Wright prend une photo de la légende des fléchettes Bobby George, avant de courir chercher sa chaîne pour quelques tirs sur le jeu de fléchettes.
Après avoir posé pour les photos, Wright se plonge dans une histoire qui souligne ses racines Cockney et qui s’intègre bien dans le film. Serrure, crosse et deux barils fumants.
«Je tire un peu aussi. Et il y a un gars de l’East End qui arrive, dit-il. « Raymondo, nous l’appelons. Il acheta un tas d’anguilles en gelée et y mit du vinaigre et du poivre. Il a mis tellement de poivre dans le mien que j’ai dû le recracher et je me suis senti mal pour le reste de la journée.

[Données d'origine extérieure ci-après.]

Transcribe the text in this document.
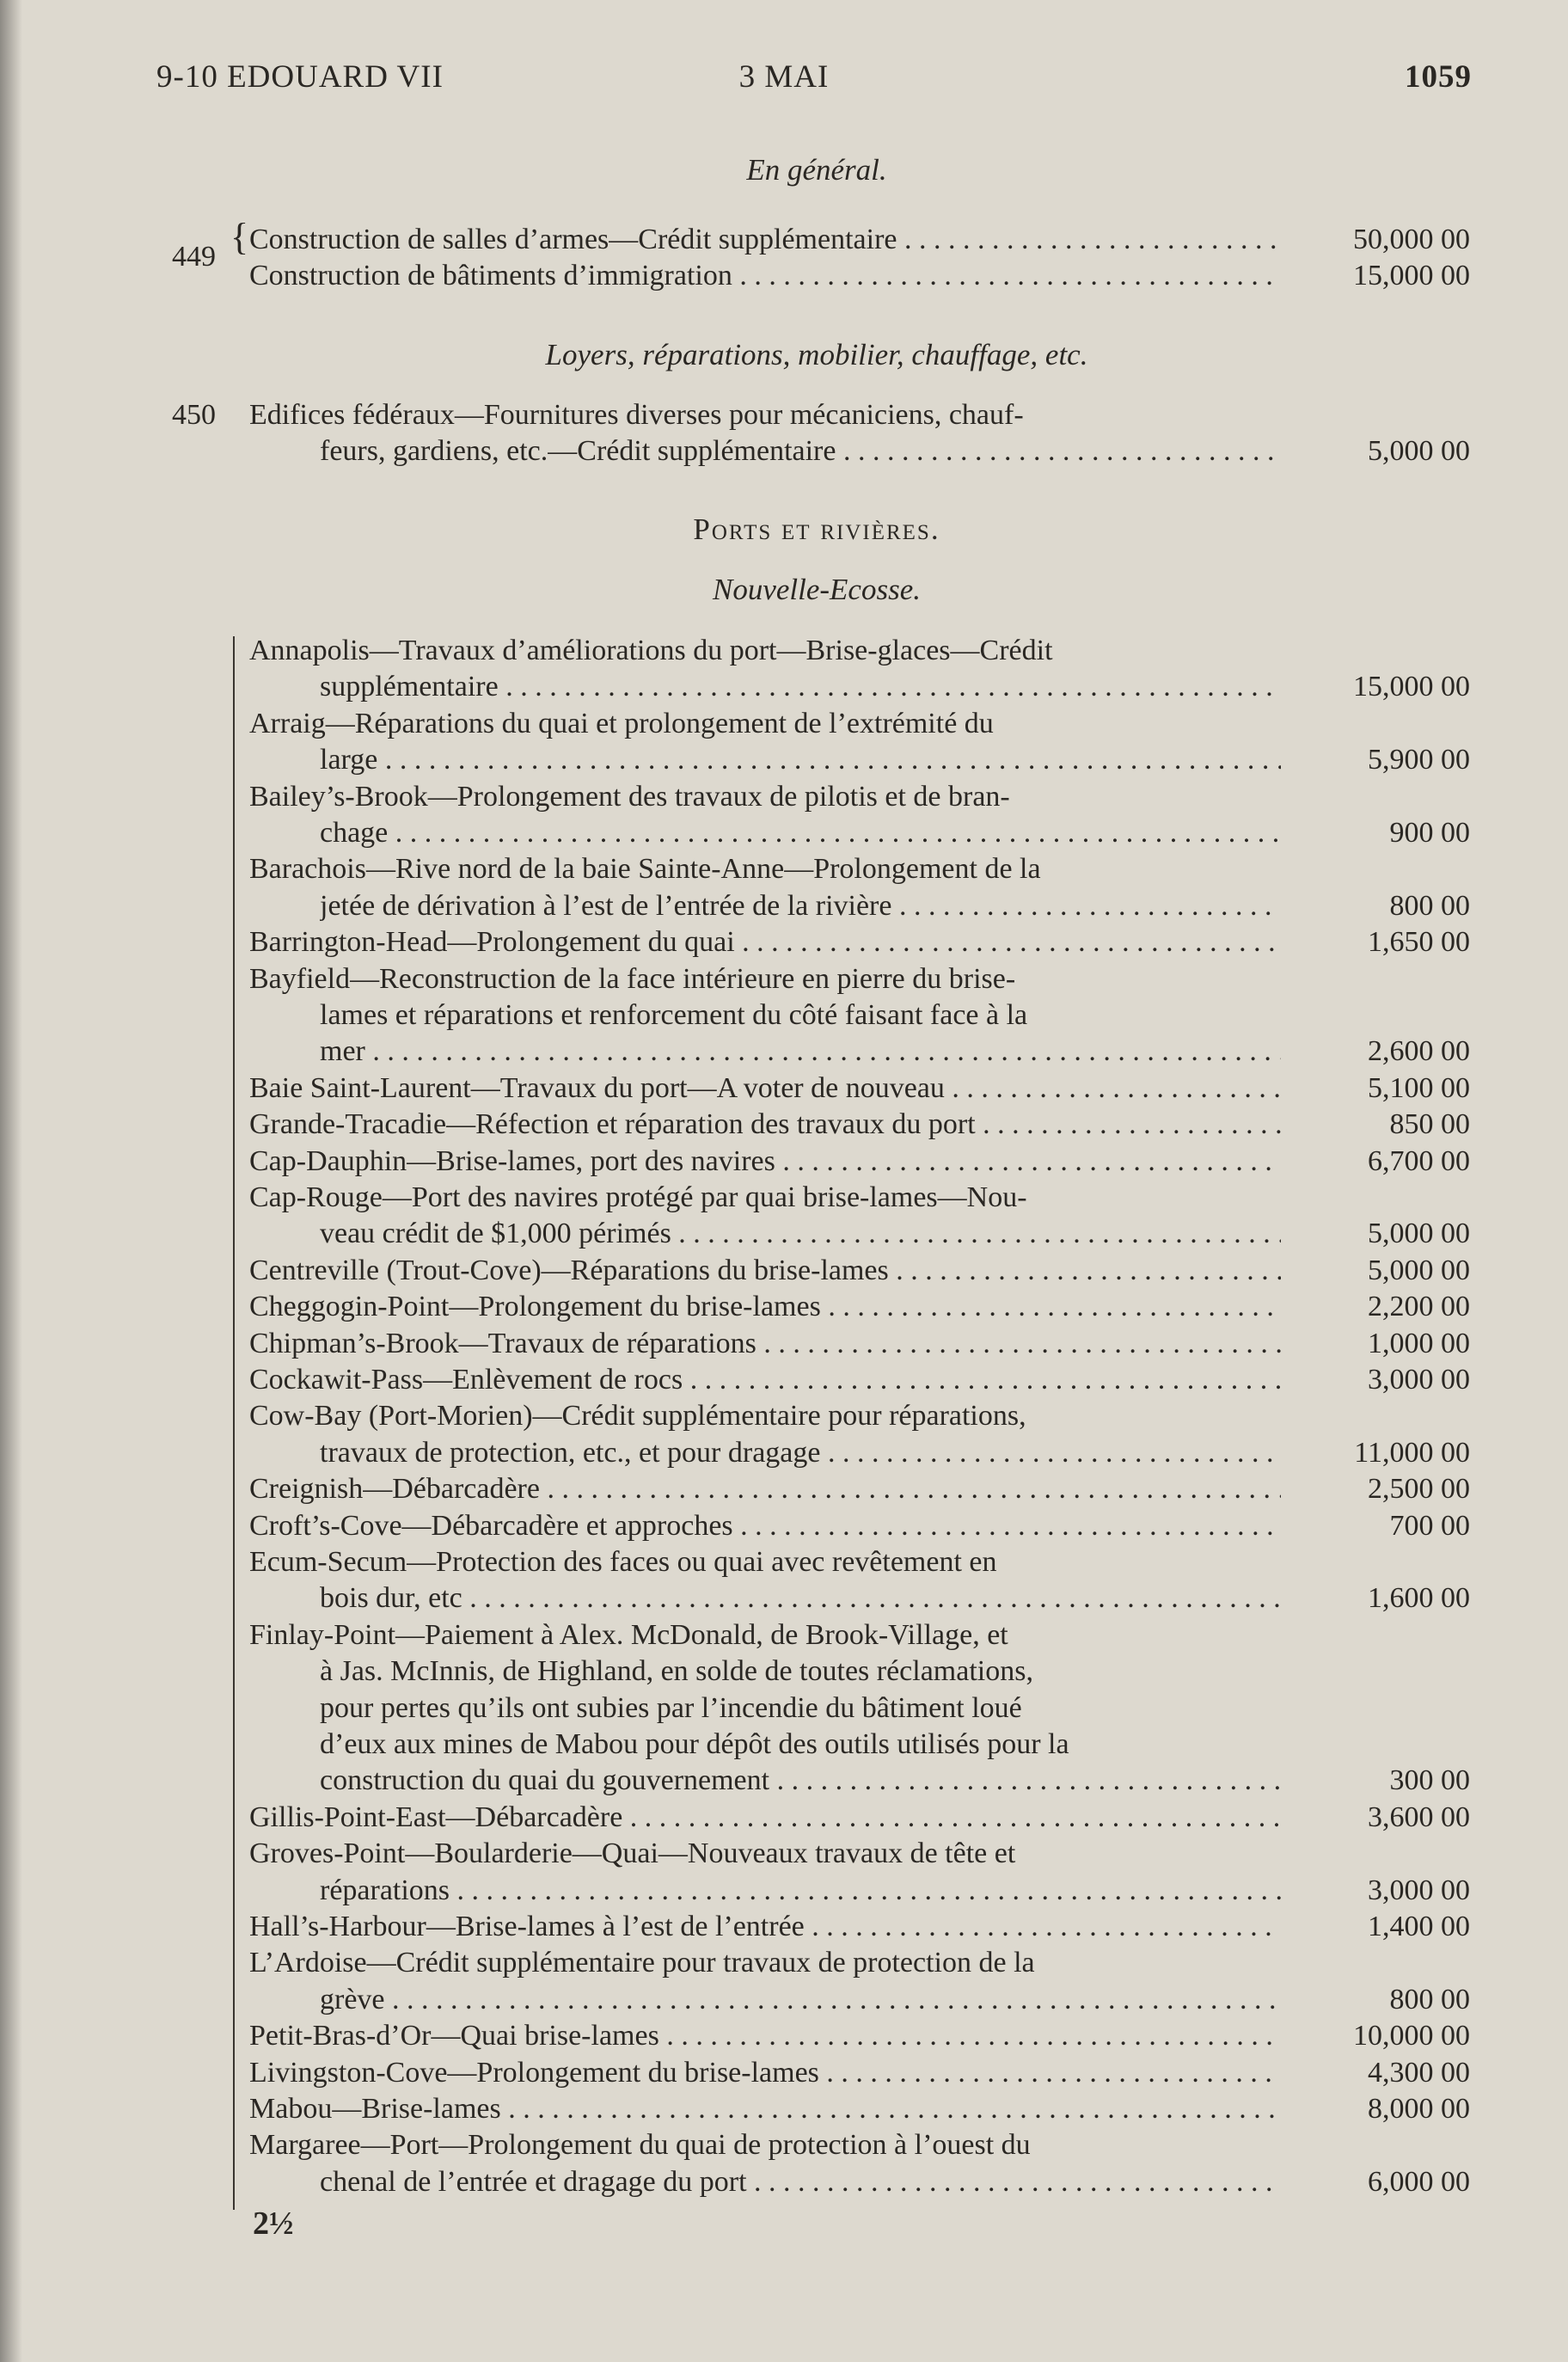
9-10 EDOUARD VII	3 MAI	1059
En général.
449 { Construction de salles d’armes—Crédit supplémentaire . . .	50,000 00
Construction de bâtiments d’immigration . . .	15,000 00
Loyers, réparations, mobilier, chauffage, etc.
450 Edifices fédéraux—Fournitures diverses pour mécaniciens, chauf-
feurs, gardiens, etc.—Crédit supplémentaire . . .	5,000 00
Ports et rivières.
Nouvelle-Ecosse.
Annapolis—Travaux d’améliorations du port—Brise-glaces—Crédit
supplémentaire . . .	15,000 00
Arraig—Réparations du quai et prolongement de l’extrémité du
large . . .	5,900 00
Bailey’s-Brook—Prolongement des travaux de pilotis et de bran-
chage . . .	900 00
Barachois—Rive nord de la baie Sainte-Anne—Prolongement de la
jetée de dérivation à l’est de l’entrée de la rivière . . .	800 00
Barrington-Head—Prolongement du quai . . .	1,650 00
Bayfield—Reconstruction de la face intérieure en pierre du brise-
lames et réparations et renforcement du côté faisant face à la
mer . . .	2,600 00
Baie Saint-Laurent—Travaux du port—A voter de nouveau . . .	5,100 00
Grande-Tracadie—Réfection et réparation des travaux du port . . .	850 00
Cap-Dauphin—Brise-lames, port des navires . . .	6,700 00
Cap-Rouge—Port des navires protégé par quai brise-lames—Nou-
veau crédit de $1,000 périmés . . .	5,000 00
Centreville (Trout-Cove)—Réparations du brise-lames . . .	5,000 00
Cheggogin-Point—Prolongement du brise-lames . . .	2,200 00
Chipman’s-Brook—Travaux de réparations . . .	1,000 00
Cockawit-Pass—Enlèvement de rocs . . .	3,000 00
Cow-Bay (Port-Morien)—Crédit supplémentaire pour réparations,
travaux de protection, etc., et pour dragage . . .	11,000 00
Creignish—Débarcadère . . .	2,500 00
Croft’s-Cove—Débarcadère et approches . . .	700 00
Ecum-Secum—Protection des faces ou quai avec revêtement en
bois dur, etc . . .	1,600 00
Finlay-Point—Paiement à Alex. McDonald, de Brook-Village, et
à Jas. McInnis, de Highland, en solde de toutes réclamations,
pour pertes qu’ils ont subies par l’incendie du bâtiment loué
d’eux aux mines de Mabou pour dépôt des outils utilisés pour la
construction du quai du gouvernement . . .	300 00
Gillis-Point-East—Débarcadère . . .	3,600 00
Groves-Point—Boularderie—Quai—Nouveaux travaux de tête et
réparations . . .	3,000 00
Hall’s-Harbour—Brise-lames à l’est de l’entrée . . .	1,400 00
L’Ardoise—Crédit supplémentaire pour travaux de protection de la
grève . . .	800 00
Petit-Bras-d’Or—Quai brise-lames . . .	10,000 00
Livingston-Cove—Prolongement du brise-lames . . .	4,300 00
Mabou—Brise-lames . . .	8,000 00
Margaree—Port—Prolongement du quai de protection à l’ouest du
chenal de l’entrée et dragage du port . . .	6,000 00
2½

Il a dit : “Mec, c’est vraiment délicieux !”
Avant de terminer, Wright aborde rapidement le match de derby de ce week-end contre les Leicester Tigers. « Il y aura toujours de la ferraille parce que les gars sont passionnés par le fait d’être la meilleure équipe des Midlands.
« Vous ne pouvez pas faire une tête sortie de nulle part comme Bakkies Botha (le Sud-Africain qui a tristement donné un coup de tête au All Black Jimmy Cowan en 2010), mais il est un et tous.
« Le buzz est incroyable. Honnêtement, j’en adore chaque minute.”